Keeping a band ain’t easy
“Dude, it is hard in the fucking music industry to find women,” Roan admitted. She’s been trying to maintain a close to consistent band of girls to back her at her shows but many are in demand, have other projects or just hard to find. “It’s hard to find a band. It’s just hard to find girls, girls who rock, and girls who rock and are okay with wearing latex in 100 degrees.”
She goes back to summer camp every year
Roan credits much of her growth as a person and artist to attending summer camp. She attended a few but there is one in the Pacific Northwest she returns to either get some down time or to offer mentorship. She attended this summer’s camp to do a lecture and Q&A with the aspiring artists who attend to offer insight on the industry and her experiences.

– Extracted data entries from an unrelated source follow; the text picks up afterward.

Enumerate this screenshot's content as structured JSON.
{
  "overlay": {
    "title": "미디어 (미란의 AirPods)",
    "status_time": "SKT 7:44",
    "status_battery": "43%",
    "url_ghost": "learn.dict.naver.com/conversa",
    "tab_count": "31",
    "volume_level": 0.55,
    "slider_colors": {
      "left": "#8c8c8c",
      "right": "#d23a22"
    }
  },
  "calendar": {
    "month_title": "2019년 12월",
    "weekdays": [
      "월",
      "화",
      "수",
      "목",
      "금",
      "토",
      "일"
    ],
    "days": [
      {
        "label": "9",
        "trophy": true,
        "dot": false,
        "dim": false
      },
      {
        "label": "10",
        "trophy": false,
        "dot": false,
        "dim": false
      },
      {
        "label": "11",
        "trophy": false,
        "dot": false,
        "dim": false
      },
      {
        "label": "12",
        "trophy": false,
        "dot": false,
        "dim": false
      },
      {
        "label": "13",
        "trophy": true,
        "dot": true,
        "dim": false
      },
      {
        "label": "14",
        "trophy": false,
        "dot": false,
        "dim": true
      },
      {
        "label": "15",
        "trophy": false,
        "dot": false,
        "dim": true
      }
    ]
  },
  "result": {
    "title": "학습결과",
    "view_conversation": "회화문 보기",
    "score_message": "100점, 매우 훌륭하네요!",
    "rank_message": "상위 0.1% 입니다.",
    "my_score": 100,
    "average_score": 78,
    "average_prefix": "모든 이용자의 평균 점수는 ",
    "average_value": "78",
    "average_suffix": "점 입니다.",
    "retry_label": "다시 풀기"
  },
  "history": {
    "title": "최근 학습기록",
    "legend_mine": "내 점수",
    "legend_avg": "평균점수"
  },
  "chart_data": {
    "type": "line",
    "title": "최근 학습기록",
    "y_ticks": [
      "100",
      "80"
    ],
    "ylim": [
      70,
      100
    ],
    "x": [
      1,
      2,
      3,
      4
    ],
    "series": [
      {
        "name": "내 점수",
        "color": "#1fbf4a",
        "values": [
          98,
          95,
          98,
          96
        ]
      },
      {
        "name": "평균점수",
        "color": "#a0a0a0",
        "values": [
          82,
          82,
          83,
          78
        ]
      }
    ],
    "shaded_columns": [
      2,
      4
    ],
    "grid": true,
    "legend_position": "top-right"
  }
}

“Summer camp just makes me feel like it’s not about me, and that’s what I really struggle with is just feeling like everything is so about me,” she explained. “My whole life is just like ‘me, me, me’ and it just feels so selfish. It feels so delusional. I get why a lot of people become assholes because you just feel like everything should be about you all the time.”
Even as her career continues to blow up, she hopes she can find the time to return every year. “I like giving back to a community. It makes me feel like a good person, and it just makes me happy to be around kids who are just like me when I was 16. To give back to kids who want to do this exact job is really special and not something that the music industry can offer.”
Sasha Colby dubbed Roan an official member of the Colby drag family.
Roan has made no secret of her immense fandom of RuPaul’s Drag Race winner Sasha Colby, a drag legend whose phrase “your favorite drag queen’s favorite drag queen” inspired one of Roan’s first big viral moments. Colby and Roan finally met in July when the drag superstar joined the pop superstar on stage at Capitol Hill Block Party.
“She officially named me a Colby,” Roan gushed. “She’s the best. She looked amazing. It was just like, damn, through this job I get to meet people I look up to a lot. It just made me feel really important and good about myself.”
She has a list of horror movies on Letterboxd.
Roan is a big horror movie fan and had tickets to see Long Legs a few days after our first interview in LA. She excitedly whipped out her phone to show me the list of horror movies she wants to watch that she stores on her private Letterboxd account, mostly the truly “horrifying” type of scary movies produced in Japan, Taiwan and other Asian markets. Some recent horror movies she enjoyed were Talk to Me (“I thought that was so special for a horror movie to make me cry”) and Barbarian.